Açıklama: İbn Ebu Leyla Muhammed b. Abdurrahman zaiful-hadistir.
Bize Adem b. Ebu İyas, ona İbn Ebu Zi'b, ona Said el-Makburî, ona babası (Keysan), ona da Ebu Hureyre'nin (ra) rivayet ettiğine göre Rasulullah (sav) şöyle buyurmuştur: "Allah aksırmayı sever, esnemeyi ise çirkin görür. Bir kimse aksırıp Allah'a hamd ettiğinde, onun hamd ettiğini işiten her müslümanın ona 'yerhamükallah (Allah sana merhamet etsin)' demesi üzerine haktır (gereklidir). Esnemeye gelince, o Şeytan'dandır. Birinize esneme hali geldiğinde elinden geldiğince onu def etmeye çalışsın. Biriniz (ağzını yayarak) 'hâh!' diye esnediği zaman Şeytan ona güler.
Bize Malik b. İsmail, ona Abdülaziz b. Ebu Seleme, ona Abdullah b. Dinar, ona Ebu Salih, ona da Ebu Hureyre'nin (ra) rivayet ettiğine göre Rasulullah (sav) şöyle buyurmuştur: "Sizden biriniz aksırdığında 'Elhamdülillah (Allah'a hamd olsun)' desin.
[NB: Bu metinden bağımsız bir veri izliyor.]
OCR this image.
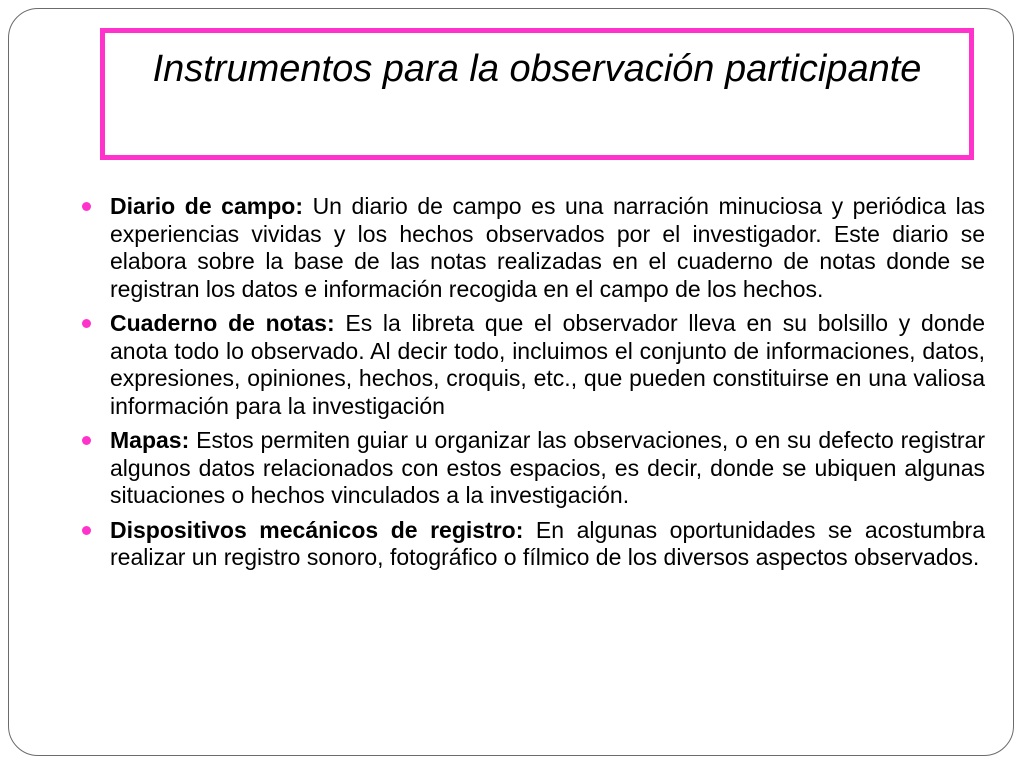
Instrumentos para la observación participante
Diario de campo: Un diario de campo es una narración minuciosa y periódica las experiencias vividas y los hechos observados por el investigador. Este diario se elabora sobre la base de las notas realizadas en el cuaderno de notas donde se registran los datos e información recogida en el campo de los hechos.
Cuaderno de notas: Es la libreta que el observador lleva en su bolsillo y donde anota todo lo observado. Al decir todo, incluimos el conjunto de informaciones, datos, expresiones, opiniones, hechos, croquis, etc., que pueden constituirse en una valiosa información para la investigación
Mapas: Estos permiten guiar u organizar las observaciones, o en su defecto registrar algunos datos relacionados con estos espacios, es decir, donde se ubiquen algunas situaciones o hechos vinculados a la investigación.
Dispositivos mecánicos de registro: En algunas oportunidades se acostumbra realizar un registro sonoro, fotográfico o fílmico de los diversos aspectos observados.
Mümin kardeşi veya arkadaşı ona 'yerhamükallah (Allah sana merhamet etsin)' desin. Kendisine 'yerhamükallah' denildiğinde o kimse de 'yehdîkümüllahu ve yüslihu bâleküm (Allah sizlere hidayet eylesin ve halinizi ıslah eylesin)' diye dua etsin."
Bize Adem b. Ebu İyas, ona Şube, ona Süleyman et-Teymî, ona da Enes b. Malik (ra) şöyle rivayet etmiştir: İki adam Rasulullah'ın (sav) yanında aksırdılar. Bunun üzerine Rasulullah (sav) bunlardan birisine "Yerhamükallah (Allah sana merhamet eylesin)" diye dua etti. Diğerine ise böyle bir duada bulunmadı. Kendisine dua edilmeyen adam Rasulullah'a (sav) "arkadaşıma dua ettiniz fakat neden bana dua etmediniz?" diye sorduğunda Rasulullah (sav) şöyle buyurdu: "O Allah'a hamd etti (ben de ona dua ettim). Sen ise hamd etmedin (bu sebeple sana dua etmedim)."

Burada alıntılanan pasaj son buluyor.